Recently, I was working on an audiobook on my recording studio PC.  I was in the process of bouncing a track down (playing it back in real time and recording it into a single file.)  The track was about an hour long, and I was about 2/3rd of the way through, when I realized I may have made a mistake on the pronunciation of a word.  I popped open my browser, typed in the word, and went to a dictionary site that had an IPA pronunciation.  This page had an auto-play advert that took over the computer’s sound system without permission, crashed my recording software, and managed to cost me an hour and twenty minutes of time.

Massively intrusive advertising is not new.  In the ‘net age, it started with the pop-up ads, which I block because of their annoyance factor and the possibility of malware infection.  Then websites started using ads that are overlaid on the page and on which you have to click in order see the website beneath.  There was a shortly-lived time when auto-play audio ads were tried.  But the massive influx of auto-start video ads is getting unconscionable.

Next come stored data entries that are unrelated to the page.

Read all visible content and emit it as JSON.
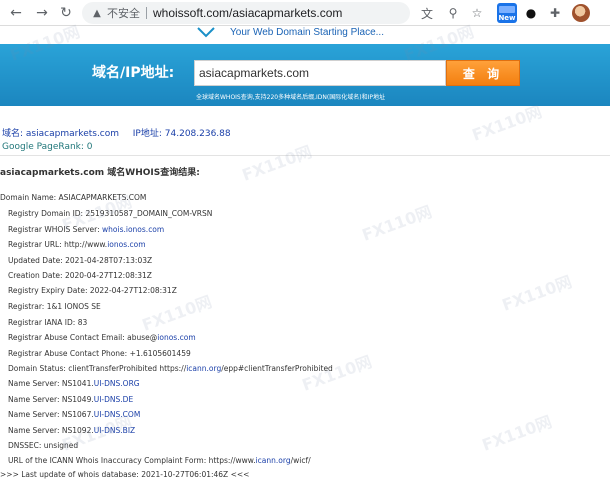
{
  "browser": {
    "insecure_label": "不安全",
    "url": "whoissoft.com/asiacapmarkets.com",
    "new_badge": "New"
  },
  "site": {
    "slogan": "Your Web Domain Starting Place...",
    "search_label": "域名/IP地址:",
    "search_value": "asiacapmarkets.com",
    "search_button": "查 询",
    "search_note": "全球域名WHOIS查询,支持220多种域名后缀,IDN(国际化域名)和IP地址",
    "watermark": "FX110网"
  },
  "summary": {
    "domain_label": "域名:",
    "domain": "asiacapmarkets.com",
    "ip_label": "IP地址:",
    "ip": "74.208.236.88",
    "pagerank_label": "Google PageRank:",
    "pagerank": "0"
  },
  "result": {
    "domain": "asiacapmarkets.com",
    "title_suffix": "域名WHOIS查询结果:"
  },
  "whois": {
    "domain_name": "Domain Name: ASIACAPMARKETS.COM",
    "registry_id": "Registry Domain ID: 2519310587_DOMAIN_COM-VRSN",
    "whois_server_label": "Registrar WHOIS Server:",
    "whois_server": "whois.ionos.com",
    "url_label": "Registrar URL: http://www.",
    "url_link": "ionos.com",
    "updated": "Updated Date: 2021-04-28T07:13:03Z",
    "created": "Creation Date: 2020-04-27T12:08:31Z",
    "expiry": "Registry Expiry Date: 2022-04-27T12:08:31Z",
    "registrar": "Registrar: 1&1 IONOS SE",
    "iana": "Registrar IANA ID: 83",
    "abuse_email_label": "Registrar Abuse Contact Email: abuse@",
    "abuse_email_link": "ionos.com",
    "abuse_phone": "Registrar Abuse Contact Phone: +1.6105601459",
    "status_label": "Domain Status: clientTransferProhibited https://",
    "status_link": "icann.org",
    "status_tail": "/epp#clientTransferProhibited",
    "ns": [
      {
        "prefix": "Name Server: NS1041.",
        "link": "UI-DNS.ORG"
      },
      {
        "prefix": "Name Server: NS1049.",
        "link": "UI-DNS.DE"
      },
      {
        "prefix": "Name Server: NS1067.",
        "link": "UI-DNS.COM"
      },
      {
        "prefix": "Name Server: NS1092.",
        "link": "UI-DNS.BIZ"
      }
    ],
    "dnssec": "DNSSEC: unsigned",
    "icann_label": "URL of the ICANN Whois Inaccuracy Complaint Form: https://www.",
    "icann_link": "icann.org",
    "icann_tail": "/wicf/",
    "last_update": ">>> Last update of whois database: 2021-10-27T06:01:46Z <<<"
  }
}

I understand that most websites make money through advertising.  I get that, and I don’t begrudge them the fact.  That’s why I don’t use ad-blocker software (other than pop-ups) and why, whenever possible, I click on the ads that interest me on sites that I like.  It’s my little way of showing support to the people who make the websites that I use.  They give me the choice to decide what’s important to me and what isn’t, and they don’t force me to click on the ads. 

But I’m not interested in a video ad for a gay dating site to auto-play when I’m sitting in a meeting at work and looking something up to add into the discussion.  I don’t want an auto-play ad to interrupt my music listening or audiobooks.  I don’t want my eardrums and my expensive recording studio speakers blown out because an ad that was mastered so loudly that even Metallica would turn down the volume decides to start playing while I’m looking up the pronunciation of a French word or trying to read a column written by a friend. 

If you have to put video ads on your page, fine.  Turn the volume OFF by default.  Or let me decide if I want to play the video at all.  Don’t assume that I want nothing more than to listen to some breathy-voiced woman talking about online dating sites, or listening to a bunch of menopausal women talking about feminine products.  Don’t force me to search all over  a page to find a miniscule button to turn off an ad for some scam program to buy gold through the mail.

The assumption that my aural attention isn’t already directed elsewhere and that, even more seriously, your inconsiderate ad could disrupt important meetings or damage expensive and delicate audio equipment, is unforgiveable.  And the instant you install an auto-play video ad on your website is the instant that I will no longer visit that website. 

So, to the five readers of this blog: If you come across a website with auto-play ads, please list them in the comments below.  Maybe if we call them out, these sites will stop assaulting us with inappropriate, intrusive, and insulting advertisements.

I’ll start off the list: http:\\www.film.com – you just got the ban hammer.